A glance around shows no sign of cultists or bodyguards or whatever entourage a thing like this travels with, so Parker ignores the statement, glaring and leaning on the knife, summoning the courage to end this as he should have done the second he had it alone and pinned.
It swallows, murmurs, "Killing someone isn't the same as knowing them," and then carries on in a normal tone, eyes darting down as if chastened, "The thing that came out of the book did come into my body, you're right. And it did try to kill you. But I'm still here. He has- John has my eyes, a hand, and a foot, but my personality is entirely intact."
The steely eyes give the impression that Parker's expression is a sight to see, which he supposes it must be. "That's the most ridiculous thing I've ever heard." It's an insult to Arthur's memory. He leans on the knife.
"No, don't!"
Parker has enough time to think it's strange to shout at him while not so much as twitching away from the knife, and as his vision fades out from the blow to his head, he considers for the first time that Arthur might be telling the truth.
-
"We can't just leave him," Arthur says, and Parker wonders who he's talking to. The throbbing ache in his skull obscures the details of their current case.
No one answers Arthur, but he carries on. "And I'm sure he'd be thrilled to find someone to use as leverage against us.
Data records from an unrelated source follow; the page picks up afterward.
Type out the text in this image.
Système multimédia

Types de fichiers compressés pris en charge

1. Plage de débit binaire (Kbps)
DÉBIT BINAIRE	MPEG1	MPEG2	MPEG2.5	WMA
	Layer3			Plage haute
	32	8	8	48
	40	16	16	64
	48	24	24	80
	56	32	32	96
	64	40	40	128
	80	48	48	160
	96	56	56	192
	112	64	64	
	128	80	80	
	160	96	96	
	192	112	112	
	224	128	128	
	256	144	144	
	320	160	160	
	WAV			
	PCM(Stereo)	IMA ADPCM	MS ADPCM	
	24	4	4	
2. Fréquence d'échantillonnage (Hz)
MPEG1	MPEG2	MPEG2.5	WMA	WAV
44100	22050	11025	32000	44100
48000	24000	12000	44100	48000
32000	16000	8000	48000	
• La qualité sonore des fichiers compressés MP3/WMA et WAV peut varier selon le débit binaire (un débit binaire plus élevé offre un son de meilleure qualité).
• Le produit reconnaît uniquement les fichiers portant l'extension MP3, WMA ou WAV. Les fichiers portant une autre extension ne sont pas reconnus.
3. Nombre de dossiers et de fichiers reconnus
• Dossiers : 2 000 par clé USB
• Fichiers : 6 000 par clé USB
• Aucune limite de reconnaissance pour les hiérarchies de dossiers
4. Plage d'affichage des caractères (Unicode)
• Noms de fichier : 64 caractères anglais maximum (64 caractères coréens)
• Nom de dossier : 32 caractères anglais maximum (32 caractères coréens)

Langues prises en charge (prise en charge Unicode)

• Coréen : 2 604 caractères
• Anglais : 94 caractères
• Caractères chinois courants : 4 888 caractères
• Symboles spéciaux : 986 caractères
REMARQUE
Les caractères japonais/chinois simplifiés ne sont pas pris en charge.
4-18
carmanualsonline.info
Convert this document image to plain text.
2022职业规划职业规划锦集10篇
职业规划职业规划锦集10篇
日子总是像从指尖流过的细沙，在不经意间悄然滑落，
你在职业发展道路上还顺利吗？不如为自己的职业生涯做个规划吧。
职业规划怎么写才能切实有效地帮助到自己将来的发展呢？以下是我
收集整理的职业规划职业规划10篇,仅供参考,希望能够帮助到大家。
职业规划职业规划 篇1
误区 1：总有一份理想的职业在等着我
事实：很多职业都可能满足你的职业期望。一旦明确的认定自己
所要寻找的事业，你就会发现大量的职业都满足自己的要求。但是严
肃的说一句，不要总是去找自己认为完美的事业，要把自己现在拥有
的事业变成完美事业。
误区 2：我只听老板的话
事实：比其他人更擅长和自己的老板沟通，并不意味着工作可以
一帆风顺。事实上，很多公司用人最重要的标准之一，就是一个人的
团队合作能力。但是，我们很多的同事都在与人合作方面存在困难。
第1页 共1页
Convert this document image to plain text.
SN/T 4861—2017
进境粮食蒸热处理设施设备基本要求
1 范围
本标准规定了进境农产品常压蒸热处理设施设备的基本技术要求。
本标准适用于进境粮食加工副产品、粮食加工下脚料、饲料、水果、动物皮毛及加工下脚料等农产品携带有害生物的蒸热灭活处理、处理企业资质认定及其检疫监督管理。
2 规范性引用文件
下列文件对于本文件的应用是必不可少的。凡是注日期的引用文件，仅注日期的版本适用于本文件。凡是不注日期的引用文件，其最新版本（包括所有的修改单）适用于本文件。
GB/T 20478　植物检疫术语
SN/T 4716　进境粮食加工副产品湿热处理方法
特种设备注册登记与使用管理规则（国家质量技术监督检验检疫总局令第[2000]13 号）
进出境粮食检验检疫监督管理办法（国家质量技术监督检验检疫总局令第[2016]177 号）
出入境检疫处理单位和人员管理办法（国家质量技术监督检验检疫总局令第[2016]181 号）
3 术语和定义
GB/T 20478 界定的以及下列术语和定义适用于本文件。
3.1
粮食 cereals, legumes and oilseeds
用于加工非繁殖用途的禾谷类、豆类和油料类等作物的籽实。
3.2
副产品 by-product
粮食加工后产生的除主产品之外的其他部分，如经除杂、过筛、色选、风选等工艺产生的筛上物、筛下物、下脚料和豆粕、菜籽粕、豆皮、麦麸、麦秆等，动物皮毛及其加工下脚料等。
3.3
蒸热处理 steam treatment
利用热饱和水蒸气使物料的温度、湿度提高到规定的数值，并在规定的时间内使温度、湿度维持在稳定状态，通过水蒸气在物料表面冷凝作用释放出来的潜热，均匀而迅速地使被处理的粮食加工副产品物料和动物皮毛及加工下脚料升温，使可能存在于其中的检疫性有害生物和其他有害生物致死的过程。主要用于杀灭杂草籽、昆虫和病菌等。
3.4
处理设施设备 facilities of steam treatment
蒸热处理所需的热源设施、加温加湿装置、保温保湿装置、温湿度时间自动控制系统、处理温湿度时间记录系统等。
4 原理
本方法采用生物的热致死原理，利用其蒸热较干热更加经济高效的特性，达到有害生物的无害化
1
You already tried to kill him twice."
"I don't care how hard you hit him, leaving him unconscious in an alley is close enough!"
"I'm not moving. You'll just have to make you peace with it."
"No, I'm not trying to get us killed! It's Parker. He wouldn't."
"You don't know him."
It's at about this point that Parker's aching brain starts to reconnect the pieces of prior events. He tries to feel for his weapons without moving, hoping that he's been left with his gun in its ankle holster or the switchblade strapped to his other thigh if nothing else. He's pretty sure they're all gone. He can feel his pants hiked up to his knees.
When he sits up woozily, Arthur- the thing in Arthur- stiffens. It doesn't quite look at him. It would be a good imitation of a blind man, looking in the right general direction but off by a bit, if not for how Arthur's eyes strain at the periphery to keep him in sight.
"Parker?" It makes him sick, how it sounds like Arthur. Sounds happy to see him. Like it knows it almost fooled him.
"You going to kill me or not?" He's sick of this conversation. There's a glass bottle in his periphery. If he overplays the stagger that brings him closer to both Arthur and the bottle, it doesn't say anything.
"Not," it says. "Parker, I promise I'm not lying to you."
"Neither am I." He snags the bottle and crashes it over its head before it can react. He isn't sure that it's unconscious, one of the hands twitching a bit, but he shoves the now-broken end of the bottle into its gut and stamps on the unbroken end of the glass.
He turns and flees. It still looks like Arthur. It's still Arthur's body. He doesn't want to see Arthur dead, even though he's known Arthur's dead all along.